今再び! 中国人観光客のインバウンド消費に期待

   直近ですと、中国の台頭は日中の経済関係の変化にとどまらず、米中の覇権争いにまで波及しています。

   また、新型コロナウイルスの感染対策では、中国が「ゼロコロナ政策」を堅持し、厳しい外出制限などを実施したために、中国からの部品供給が滞り、日本の自動車や家電メーカーの生産・販売に大きな影響が出ました。

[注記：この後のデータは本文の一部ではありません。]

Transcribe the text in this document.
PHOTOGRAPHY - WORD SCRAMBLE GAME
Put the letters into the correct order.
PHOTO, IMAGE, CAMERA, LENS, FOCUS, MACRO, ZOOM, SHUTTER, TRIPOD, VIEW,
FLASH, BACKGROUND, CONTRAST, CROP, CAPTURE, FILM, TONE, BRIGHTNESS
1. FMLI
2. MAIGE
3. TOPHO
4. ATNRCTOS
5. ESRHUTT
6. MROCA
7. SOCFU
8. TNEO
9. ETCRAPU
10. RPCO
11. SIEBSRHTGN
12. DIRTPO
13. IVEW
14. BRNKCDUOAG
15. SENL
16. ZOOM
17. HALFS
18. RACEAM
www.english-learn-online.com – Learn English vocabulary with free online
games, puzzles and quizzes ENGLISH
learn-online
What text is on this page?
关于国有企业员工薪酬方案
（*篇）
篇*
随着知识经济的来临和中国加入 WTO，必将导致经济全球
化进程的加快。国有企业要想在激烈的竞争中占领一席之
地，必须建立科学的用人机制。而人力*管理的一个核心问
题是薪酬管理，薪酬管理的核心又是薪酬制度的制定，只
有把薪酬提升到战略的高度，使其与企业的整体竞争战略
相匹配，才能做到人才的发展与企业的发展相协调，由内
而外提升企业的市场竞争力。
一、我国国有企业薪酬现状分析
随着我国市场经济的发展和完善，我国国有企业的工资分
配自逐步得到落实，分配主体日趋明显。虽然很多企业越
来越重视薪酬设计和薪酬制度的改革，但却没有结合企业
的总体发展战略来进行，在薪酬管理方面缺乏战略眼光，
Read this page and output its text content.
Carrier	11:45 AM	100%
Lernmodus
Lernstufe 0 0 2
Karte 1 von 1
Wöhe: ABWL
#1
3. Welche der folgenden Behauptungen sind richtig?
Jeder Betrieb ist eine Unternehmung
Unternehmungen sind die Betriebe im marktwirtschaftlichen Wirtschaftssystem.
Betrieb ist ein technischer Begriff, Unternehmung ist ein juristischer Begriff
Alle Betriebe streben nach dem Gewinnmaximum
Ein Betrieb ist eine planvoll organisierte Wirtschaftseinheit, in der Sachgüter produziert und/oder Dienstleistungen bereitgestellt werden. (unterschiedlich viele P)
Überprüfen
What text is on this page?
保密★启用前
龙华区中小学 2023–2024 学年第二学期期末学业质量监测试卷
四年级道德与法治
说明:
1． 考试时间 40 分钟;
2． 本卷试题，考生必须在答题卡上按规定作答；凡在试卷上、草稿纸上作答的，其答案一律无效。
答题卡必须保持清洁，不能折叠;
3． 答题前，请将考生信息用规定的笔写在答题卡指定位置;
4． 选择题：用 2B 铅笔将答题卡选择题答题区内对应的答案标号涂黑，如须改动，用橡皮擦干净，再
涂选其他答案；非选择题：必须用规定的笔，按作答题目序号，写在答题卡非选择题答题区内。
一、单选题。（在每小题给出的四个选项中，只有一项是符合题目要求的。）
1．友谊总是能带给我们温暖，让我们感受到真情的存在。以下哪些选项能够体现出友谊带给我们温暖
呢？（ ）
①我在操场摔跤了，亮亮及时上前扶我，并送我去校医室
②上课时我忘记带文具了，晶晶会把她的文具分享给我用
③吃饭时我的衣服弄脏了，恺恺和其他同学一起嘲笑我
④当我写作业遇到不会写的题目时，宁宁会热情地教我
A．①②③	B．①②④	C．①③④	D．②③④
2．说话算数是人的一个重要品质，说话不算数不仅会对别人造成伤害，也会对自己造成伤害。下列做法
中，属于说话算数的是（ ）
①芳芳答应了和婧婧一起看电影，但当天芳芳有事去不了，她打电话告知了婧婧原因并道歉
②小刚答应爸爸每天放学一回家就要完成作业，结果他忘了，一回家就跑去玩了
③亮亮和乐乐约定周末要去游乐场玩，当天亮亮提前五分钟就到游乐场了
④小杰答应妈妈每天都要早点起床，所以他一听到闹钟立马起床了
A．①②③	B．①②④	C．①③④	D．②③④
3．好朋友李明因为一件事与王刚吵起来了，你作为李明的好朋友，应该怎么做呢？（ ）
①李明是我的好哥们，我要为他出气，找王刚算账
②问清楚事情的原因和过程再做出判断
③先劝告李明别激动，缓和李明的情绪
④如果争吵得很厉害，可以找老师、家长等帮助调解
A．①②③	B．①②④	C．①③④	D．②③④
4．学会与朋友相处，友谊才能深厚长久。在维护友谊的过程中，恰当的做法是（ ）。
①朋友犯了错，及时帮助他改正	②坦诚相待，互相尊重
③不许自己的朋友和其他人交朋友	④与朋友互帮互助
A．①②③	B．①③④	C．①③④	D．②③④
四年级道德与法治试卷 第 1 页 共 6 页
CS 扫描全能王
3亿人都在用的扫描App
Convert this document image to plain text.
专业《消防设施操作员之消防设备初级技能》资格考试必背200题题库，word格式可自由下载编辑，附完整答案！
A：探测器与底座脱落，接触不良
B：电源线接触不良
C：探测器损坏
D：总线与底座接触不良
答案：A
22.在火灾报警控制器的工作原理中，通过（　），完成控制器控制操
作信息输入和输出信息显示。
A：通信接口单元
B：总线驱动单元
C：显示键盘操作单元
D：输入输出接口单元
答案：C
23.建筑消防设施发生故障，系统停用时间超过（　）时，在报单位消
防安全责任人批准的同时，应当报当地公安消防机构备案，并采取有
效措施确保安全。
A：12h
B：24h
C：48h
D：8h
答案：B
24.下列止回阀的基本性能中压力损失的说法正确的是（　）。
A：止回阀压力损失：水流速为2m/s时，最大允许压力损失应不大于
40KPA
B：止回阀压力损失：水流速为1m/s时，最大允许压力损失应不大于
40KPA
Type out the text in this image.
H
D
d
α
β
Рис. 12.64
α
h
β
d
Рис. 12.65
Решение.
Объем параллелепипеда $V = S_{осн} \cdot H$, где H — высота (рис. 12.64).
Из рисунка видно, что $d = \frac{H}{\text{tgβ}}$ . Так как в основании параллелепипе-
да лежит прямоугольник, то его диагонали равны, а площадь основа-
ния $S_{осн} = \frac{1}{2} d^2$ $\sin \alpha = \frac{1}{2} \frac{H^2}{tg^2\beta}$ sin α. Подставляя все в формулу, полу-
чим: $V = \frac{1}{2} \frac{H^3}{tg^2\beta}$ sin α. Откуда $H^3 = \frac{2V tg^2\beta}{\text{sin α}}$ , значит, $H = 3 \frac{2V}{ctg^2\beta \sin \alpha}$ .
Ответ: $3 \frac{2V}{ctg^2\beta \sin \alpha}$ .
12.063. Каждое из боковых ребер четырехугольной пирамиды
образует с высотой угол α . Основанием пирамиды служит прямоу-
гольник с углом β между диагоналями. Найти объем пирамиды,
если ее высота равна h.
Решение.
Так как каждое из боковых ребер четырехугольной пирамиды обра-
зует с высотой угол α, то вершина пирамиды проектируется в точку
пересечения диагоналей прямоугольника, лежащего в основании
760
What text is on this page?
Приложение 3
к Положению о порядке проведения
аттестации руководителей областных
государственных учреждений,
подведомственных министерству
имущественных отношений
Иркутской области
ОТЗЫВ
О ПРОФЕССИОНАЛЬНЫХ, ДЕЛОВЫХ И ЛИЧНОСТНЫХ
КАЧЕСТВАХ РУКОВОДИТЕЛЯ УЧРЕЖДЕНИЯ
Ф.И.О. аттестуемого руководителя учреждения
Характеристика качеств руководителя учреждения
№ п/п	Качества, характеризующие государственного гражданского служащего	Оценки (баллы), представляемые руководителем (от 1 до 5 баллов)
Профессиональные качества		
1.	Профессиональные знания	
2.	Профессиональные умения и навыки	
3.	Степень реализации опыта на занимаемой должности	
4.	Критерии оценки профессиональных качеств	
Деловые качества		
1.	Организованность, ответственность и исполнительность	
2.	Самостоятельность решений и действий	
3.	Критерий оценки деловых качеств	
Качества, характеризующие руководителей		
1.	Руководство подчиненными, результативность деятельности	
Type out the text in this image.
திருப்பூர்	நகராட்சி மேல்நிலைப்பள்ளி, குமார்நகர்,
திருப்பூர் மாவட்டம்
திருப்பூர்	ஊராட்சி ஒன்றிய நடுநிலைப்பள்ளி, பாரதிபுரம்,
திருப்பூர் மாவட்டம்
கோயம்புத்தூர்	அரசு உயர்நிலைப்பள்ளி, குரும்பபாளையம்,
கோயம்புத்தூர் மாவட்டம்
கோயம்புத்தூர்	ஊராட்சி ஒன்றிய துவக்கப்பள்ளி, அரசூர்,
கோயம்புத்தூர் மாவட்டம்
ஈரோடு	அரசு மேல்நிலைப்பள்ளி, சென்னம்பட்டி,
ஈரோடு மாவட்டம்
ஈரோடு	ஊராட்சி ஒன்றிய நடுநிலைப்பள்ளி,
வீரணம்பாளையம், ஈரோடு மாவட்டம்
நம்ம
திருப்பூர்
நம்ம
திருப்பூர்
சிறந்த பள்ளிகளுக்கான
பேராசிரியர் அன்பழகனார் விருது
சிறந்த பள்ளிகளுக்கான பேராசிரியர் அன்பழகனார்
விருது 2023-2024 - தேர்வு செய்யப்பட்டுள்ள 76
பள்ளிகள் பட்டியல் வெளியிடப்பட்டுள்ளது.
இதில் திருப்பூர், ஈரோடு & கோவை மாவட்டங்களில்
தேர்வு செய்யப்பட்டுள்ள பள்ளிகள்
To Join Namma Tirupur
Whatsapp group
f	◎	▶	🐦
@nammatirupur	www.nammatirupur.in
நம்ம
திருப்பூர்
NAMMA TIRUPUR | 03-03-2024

そういったリスクを踏まえ、日本企業では中国への依存度を下げようという動きも出ています。

   具体的には、働き手が確保しやすく、インフラや物流網が充実しているベトナムやフィリピンなどへの投資が進んでいると、よく聞くようになりました。

   その一方、急速な円安の進展とコロナ禍の制限緩和で、再びインバウンド消費が期待されるなか、多くの中国人観光客が日本にやって来ることが待たれます。日本としては、中国の「ゼロコロナ対策」が早く緩和されて、円安による景気悪化を少しでも和らげたいとの思いが日に日に強まっているのです。

   こうしてみると、経済パートナーとしての中国との関係は今、アクセルを踏むのか、ブレーキをかけるのか、すごく微妙です。今後、中国とどう向き合うのか、どういう付き合い方がよいのか――。

   積極的に中国市場に打って出る分野と、守るべき分野を見極めたうえで、政府や企業が課題を共有し、中国に向き合うことが求められることが考えられます。